Posted on 2018-12-12 - 05:00
Abstract Background Modifiable lifestyle factors (e.g. dietary intake and physical activity) are important contributors to weight gain during college. The purpose of this study was to evaluate whether associations exist between body mass index, physical activity, screen time, dietary consumption (fat, protein, carbohydrates, and fiber), and gut microbial diversity during the first year of college. Racially/ethnically diverse college students (n = 82; 61.0% non-white) at a large Southwestern university completed self-reported physical activity and 24-h recall dietary assessments, height and weight measurements, and provided one fecal sample for gut microbiome analysis.
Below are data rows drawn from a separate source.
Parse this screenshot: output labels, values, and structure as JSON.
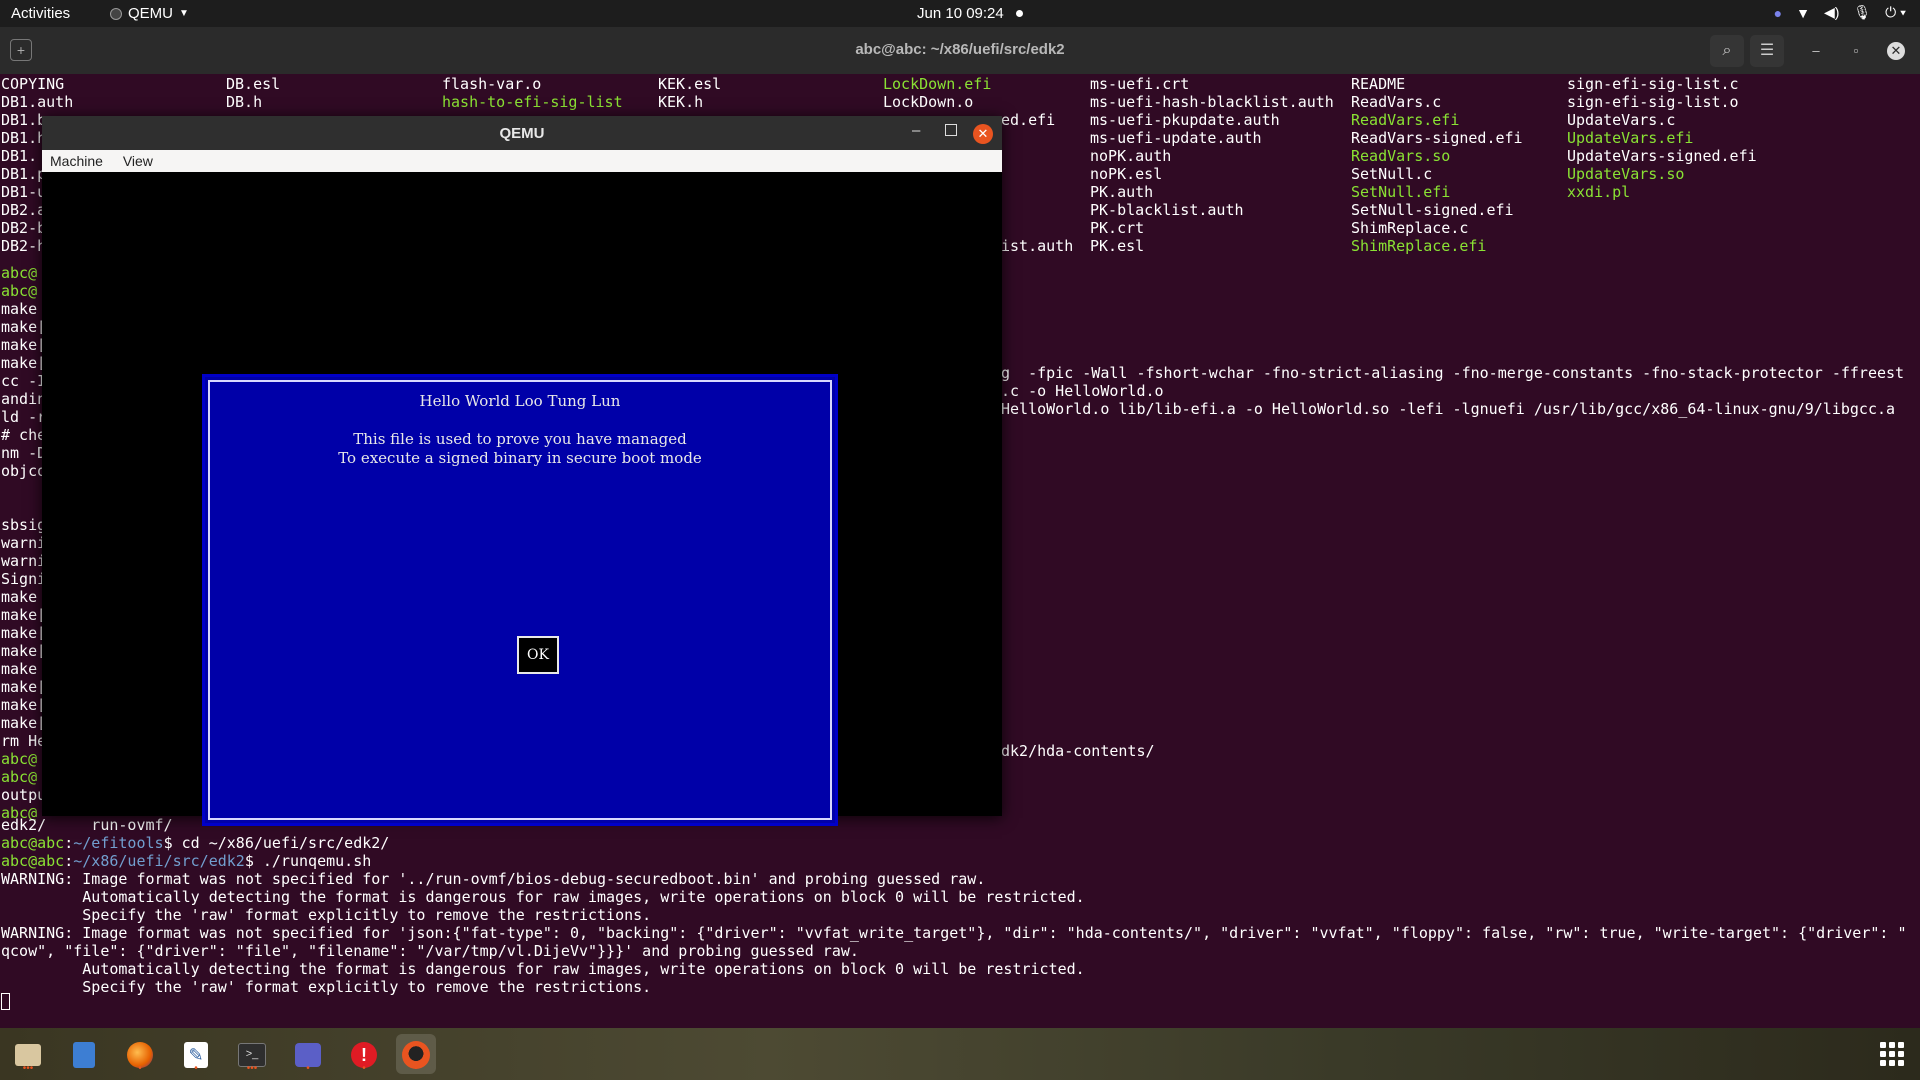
{
  "topbar": {
    "activities": "Activities",
    "app_menu": "QEMU",
    "clock": "Jun 10  09:24"
  },
  "terminal": {
    "title": "abc@abc: ~/x86/uefi/src/edk2",
    "listing_rows": [
      [
        "COPYING",
        "DB.esl",
        "flash-var.o",
        "KEK.esl",
        "LockDown.efi",
        "ms-uefi.crt",
        "README",
        "sign-efi-sig-list.c"
      ],
      [
        "DB1.auth",
        "DB.h",
        "hash-to-efi-sig-list",
        "KEK.h",
        "LockDown.o",
        "ms-uefi-hash-blacklist.auth",
        "ReadVars.c",
        "sign-efi-sig-list.o"
      ],
      [
        "DB1.b",
        "",
        "",
        "",
        "ed.efi",
        "ms-uefi-pkupdate.auth",
        "ReadVars.efi",
        "UpdateVars.c"
      ],
      [
        "DB1.h",
        "",
        "",
        "",
        "",
        "ms-uefi-update.auth",
        "ReadVars-signed.efi",
        "UpdateVars.efi"
      ],
      [
        "DB1.",
        "",
        "",
        "",
        "",
        "noPK.auth",
        "ReadVars.so",
        "UpdateVars-signed.efi"
      ],
      [
        "DB1.p",
        "",
        "",
        "",
        "",
        "noPK.esl",
        "SetNull.c",
        "UpdateVars.so"
      ],
      [
        "DB1-u",
        "",
        "",
        "",
        "",
        "PK.auth",
        "SetNull.efi",
        "xxdi.pl"
      ],
      [
        "DB2.a",
        "",
        "",
        "",
        "",
        "PK-blacklist.auth",
        "SetNull-signed.efi",
        ""
      ],
      [
        "DB2-b",
        "",
        "",
        "",
        "",
        "PK.crt",
        "ShimReplace.c",
        ""
      ],
      [
        "DB2-h",
        "",
        "",
        "",
        "ist.auth",
        "PK.esl",
        "ShimReplace.efi",
        ""
      ]
    ],
    "left_fragments": [
      "abc@",
      "abc@",
      "make",
      "make[",
      "make[",
      "make[",
      "cc -I",
      "andin",
      "ld -r",
      "# che",
      "nm -D",
      "objco",
      "",
      "",
      "sbsig",
      "warni",
      "warni",
      "Signi",
      "make",
      "make[",
      "make[",
      "make[",
      "make",
      "make[",
      "make[",
      "make[",
      "rm He",
      "abc@",
      "abc@",
      "outpu",
      "abc@"
    ],
    "right_fragments": {
      "cc": "g  -fpic -Wall -fshort-wchar -fno-strict-aliasing -fno-merge-constants -fno-stack-protector -ffreest",
      "andin": ".c -o HelloWorld.o",
      "ld": "HelloWorld.o lib/lib-efi.a -o HelloWorld.so -lefi -lgnuefi /usr/lib/gcc/x86_64-linux-gnu/9/libgcc.a",
      "hda": "dk2/hda-contents/"
    },
    "tail_lines": {
      "edk2": "edk2/     run-ovmf/",
      "cmd1_user": "abc@abc",
      "cmd1_path": "~/efitools",
      "cmd1": "$ cd ~/x86/uefi/src/edk2/",
      "cmd2_user": "abc@abc",
      "cmd2_path": "~/x86/uefi/src/edk2",
      "cmd2": "$ ./runqemu.sh",
      "w1": "WARNING: Image format was not specified for '../run-ovmf/bios-debug-securedboot.bin' and probing guessed raw.",
      "w2": "         Automatically detecting the format is dangerous for raw images, write operations on block 0 will be restricted.",
      "w3": "         Specify the 'raw' format explicitly to remove the restrictions.",
      "w4": "WARNING: Image format was not specified for 'json:{\"fat-type\": 0, \"backing\": {\"driver\": \"vvfat_write_target\"}, \"dir\": \"hda-contents/\", \"driver\": \"vvfat\", \"floppy\": false, \"rw\": true, \"write-target\": {\"driver\": \"",
      "w5": "qcow\", \"file\": {\"driver\": \"file\", \"filename\": \"/var/tmp/vl.DijeVv\"}}}' and probing guessed raw.",
      "w6": "         Automatically detecting the format is dangerous for raw images, write operations on block 0 will be restricted.",
      "w7": "         Specify the 'raw' format explicitly to remove the restrictions."
    }
  },
  "qemu": {
    "title": "QEMU",
    "menu_machine": "Machine",
    "menu_view": "View",
    "dialog_title": "Hello World Loo Tung Lun",
    "dialog_line1": "This file is used to prove you have managed",
    "dialog_line2": "To execute a signed binary in secure boot mode",
    "ok_label": "OK"
  },
  "colors": {
    "terminal_bg": "#300a24",
    "executable_green": "#8ae234",
    "path_blue": "#729fcf",
    "dialog_blue": "#0000a8",
    "close_orange": "#e95420"
  },
  "dock_icons": [
    "files-icon",
    "text-editor-icon",
    "firefox-icon",
    "notes-icon",
    "terminal-icon",
    "teams-icon",
    "alert-icon",
    "qemu-icon"
  ]
}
Fecal microbial community composition was assessed with Illumina MiSeq next-generation sequencing of PCR amplified 16S rRNA genes. Post-hoc analyses compared microbial diversity by groups of high and low physical activity and fiber intake using QIIME and LEfSe bioinformatics software. Results No statistically significant differences were observed between body mass index and gut microbiome abundance and diversity. Median daily consumption of dietary fiber was 11.2 (7.6, 14.9) g/d, while the median self-reported moderate-to-vigorous physical activity (MVPA) was 55.7 (27.9, 79.3) min/d and screen time 195.0 (195.0, 315.0) min/d. Microbial analysis by LEfSe identified Paraprevotellaceae, Lachnospiraceae, and Lachnospira as important phylotypes in college students reporting greater MVPA, while Enterobacteriaceae and Enterobacteriales were more enriched among students reporting less MVPA (p < 0.05). Barnesiellaceae, Alphaproteobacteria, and Ruminococcus were more abundant taxa among those consuming less than the median fiber intake (p < 0.05). Post-hoc analyses comparing weighted UniFrac distance metrics based on combined categories of high and low MVPA and fiber revealed that clustering distances between members of the high MVPA-low fiber group were significantly smaller when compared to distances between members of all other MVPA-fiber groups (p < 0.0001). Conclusions Habitual fiber consumption and MVPA behaviors help explain the differential abundance of specific microbial taxa and overall gut microbial diversity differences in first-year college students.